The Emory scientists used functional magnetic resonance imaging (fMRI) to measure brain activity in the striatum, which is a part of the brain previously associated with reward processing and pleasure. Although other experiments have studied and noted brain activity associated with rewards, until now these studies have not distinguished between the pleasurable effects of receiving a reward and the "saliency" or importance of the reward.
Study volunteers in the Emory experiment were asked to play a simple target-detection computer game. During the game, a money bill appeared occasionally and automatically dropped into a bag of money on the screen. The participant was given the amount of money that dropped in the bag at the end of the game, but because receiving the money had nothing to do with their performance on the computer game, it was not particularly arousing or salient to them.
In another version of the game, a money bill occasionally appeared on the screen and the participant had to momentarily interrupt the target detection game and push a button to make the bill drop into the bag. In this case, whether or not the participant received the money did depend on their performance, which made the appearance of the money bill more salient to them.
In yet another version, participants played the same computer game except the bag on the screen did not appear to have money in it and a blank "blob" dropped into the bag instead of money.
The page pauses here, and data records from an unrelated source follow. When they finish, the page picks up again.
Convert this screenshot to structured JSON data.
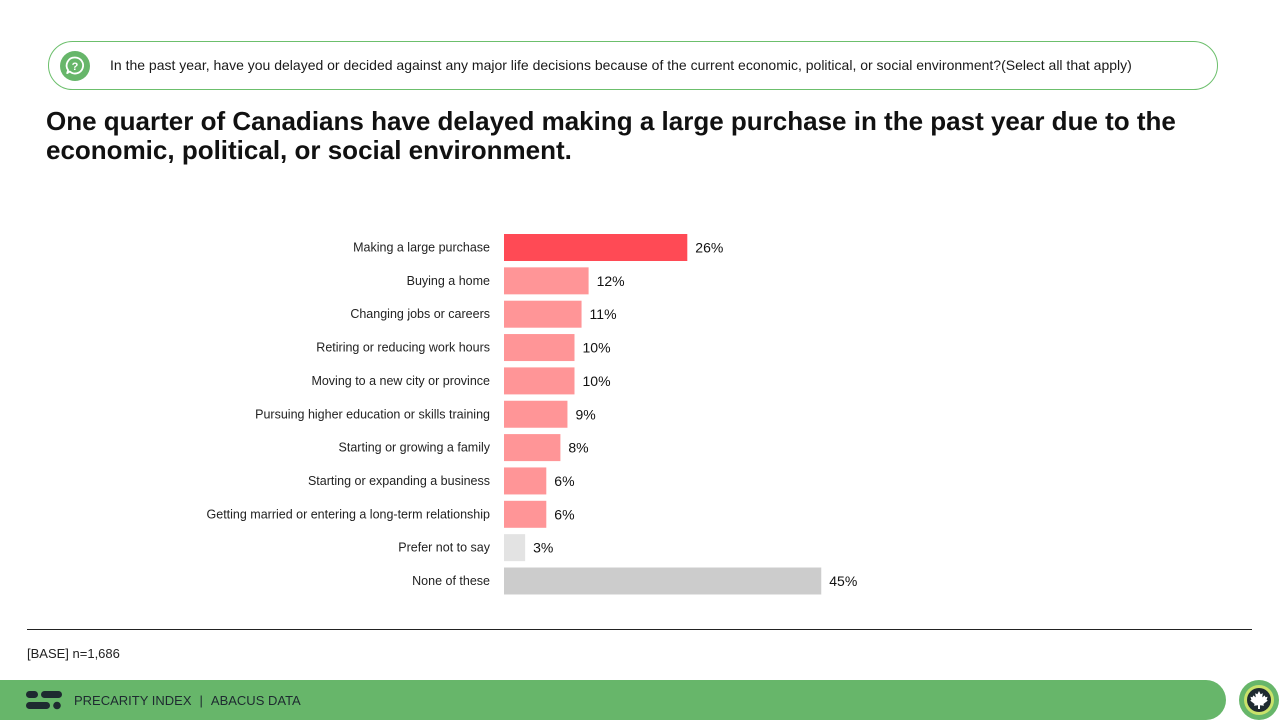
{
  "question": {
    "text": "In the past year, have you delayed or decided against any major life decisions because of the current economic, political, or social environment?(Select all that apply)",
    "icon": "question-chat-icon"
  },
  "headline": "One quarter of Canadians have delayed making a large purchase in the past year due to the economic, political, or social environment.",
  "base_note": "[BASE] n=1,686",
  "footer": {
    "brand": "PRECARITY INDEX",
    "separator": "|",
    "company": "ABACUS DATA",
    "logo_icon": "abacus-logo-icon",
    "badge_icon": "maple-leaf-icon"
  },
  "colors": {
    "highlight": "#ff4a55",
    "standard": "#ff9597",
    "neutral_light": "#e3e3e3",
    "neutral": "#cccccc",
    "accent_green": "#67b66a"
  },
  "chart_data": {
    "type": "bar",
    "orientation": "horizontal",
    "categories": [
      "Making a large purchase",
      "Buying a home",
      "Changing jobs or careers",
      "Retiring or reducing work hours",
      "Moving to a new city or province",
      "Pursuing higher education or skills training",
      "Starting or growing a family",
      "Starting or expanding a business",
      "Getting married or entering a long-term relationship",
      "Prefer not to say",
      "None of these"
    ],
    "values": [
      26,
      12,
      11,
      10,
      10,
      9,
      8,
      6,
      6,
      3,
      45
    ],
    "value_labels": [
      "26%",
      "12%",
      "11%",
      "10%",
      "10%",
      "9%",
      "8%",
      "6%",
      "6%",
      "3%",
      "45%"
    ],
    "bar_colors": [
      "#ff4a55",
      "#ff9597",
      "#ff9597",
      "#ff9597",
      "#ff9597",
      "#ff9597",
      "#ff9597",
      "#ff9597",
      "#ff9597",
      "#e3e3e3",
      "#cccccc"
    ],
    "xlim": [
      0,
      100
    ],
    "grid": false,
    "legend": "none"
  }
}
The investigators performed fMRI on the subjects while they were playing the game, particularly focusing on the reward centers. They found that some reward centers of the brain were activated whenever the money was received, but that other parts, particularly the striatum, were activated only when the participants were actively involved in receiving the reward.
"Scientists have conducted tests with monetary rewards in the past and noted that the striatum was activated, but it has been unclear whether it was because of the pleasure surrounding the money or the fact that the money was presented to participants in a salient or behaviorally important manner," said Zink. "We differentiated the saliency aspect by having the participants receive money that had nothing to do with their actions and having them receive money through active participation."
The investigators confirmed that the appearance of money that required a response was more salient to participants than money received passively by measuring skin conductance responses during the game -- a measurement of general arousal used as part of lie detector tests. The active participation in receiving the reward was the only condition that elicited a higher skin conductance measure, indicating greater arousal.
"Being actively engaged in the pursuit of rewards is a highly important function for the brain, much more so than receiving the same rewards passively," Dr. Berns explains. "It is like the difference between winning the lottery and earning the same amount of money. From the brain's perspective, earning it is more meaningful, and probably more satisfying."